We're biased on this one, but Open Contracts offers a smooth, modern tool to collaboratively label contracts for machine learning applications. Unlike every other free or open source tool (that we know of) that converts your contract to text first and provides a text labeling experience that relies on plain, unformatted text, Open Contracts was built from the ground up to work with PDFs. Because of this decision, we hope it will be well-received by even non-technical users who can browse and search a contract PDF just as they would normally. The goal is for no technical knowledge to be required by end users.
Why use Open Contracts? It not only lets you label contracts and store your labelled data in an open source format, it also lets you share your label sets and create new data sets from existing ones. Why constantly re-invent the wheel? Create a base dataset or use an open source one (like the Atticus Project's), and then instantly fork it to build a bespoke dataset for a specific application. Open Contracts puts you in control of what's most valuable - your legal data.

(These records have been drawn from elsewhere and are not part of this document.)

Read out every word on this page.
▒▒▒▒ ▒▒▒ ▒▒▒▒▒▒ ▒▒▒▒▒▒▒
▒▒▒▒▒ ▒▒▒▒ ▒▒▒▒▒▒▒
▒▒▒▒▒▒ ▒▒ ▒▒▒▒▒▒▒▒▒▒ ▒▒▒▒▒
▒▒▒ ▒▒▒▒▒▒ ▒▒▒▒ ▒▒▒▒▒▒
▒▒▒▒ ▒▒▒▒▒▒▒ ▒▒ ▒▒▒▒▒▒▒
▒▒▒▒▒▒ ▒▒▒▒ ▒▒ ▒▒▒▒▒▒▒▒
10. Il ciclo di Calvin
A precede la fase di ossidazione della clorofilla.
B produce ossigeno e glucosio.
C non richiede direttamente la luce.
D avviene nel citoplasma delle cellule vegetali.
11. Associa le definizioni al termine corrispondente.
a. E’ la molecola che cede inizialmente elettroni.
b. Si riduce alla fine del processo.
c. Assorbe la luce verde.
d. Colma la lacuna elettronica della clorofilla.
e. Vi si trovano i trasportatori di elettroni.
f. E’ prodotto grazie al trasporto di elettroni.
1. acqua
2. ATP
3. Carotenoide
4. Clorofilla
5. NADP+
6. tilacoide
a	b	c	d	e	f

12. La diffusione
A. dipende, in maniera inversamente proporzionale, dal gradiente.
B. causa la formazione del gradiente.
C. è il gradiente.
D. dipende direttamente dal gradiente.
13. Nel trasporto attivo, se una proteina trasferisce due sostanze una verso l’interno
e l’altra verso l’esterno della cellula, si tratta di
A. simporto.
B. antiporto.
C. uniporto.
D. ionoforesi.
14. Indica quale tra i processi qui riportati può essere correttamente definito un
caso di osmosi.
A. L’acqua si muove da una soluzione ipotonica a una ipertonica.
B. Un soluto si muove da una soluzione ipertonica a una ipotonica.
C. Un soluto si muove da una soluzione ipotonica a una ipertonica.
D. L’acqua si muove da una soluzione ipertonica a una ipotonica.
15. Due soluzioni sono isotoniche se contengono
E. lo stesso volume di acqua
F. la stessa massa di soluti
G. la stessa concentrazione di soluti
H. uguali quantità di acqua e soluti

You can easily export annotated or un-annotated documents. You can also export entire data sets, which can be shared and loaded into other instances of Open Contracts.
Unlike other text labeling tools (that we know of), Open Contracts is designed to let you view and label native PDFs in a high-quality PDF viewer (Mozilla's Excellent PDF.js). Non-technical users will have no problem using this tool.
Open Contracts makes it easy to create multiple different collections of labelled documents from the same source material. Easily "fork" an existing data set and create a customized version using your existing data as a base. This is a great way to leverage public data sets like the Atticus Project to create your own bespoke, custom training data.
Open Contracts is built on Node.js and React. Its MIT-licensed front-end is smooth and easy to navigate for non-technical users. You can do plain text searches or search and filter by document label type or labelled text (e.g. quickly find all text labelled as "Indemnification Clause" in your data sets).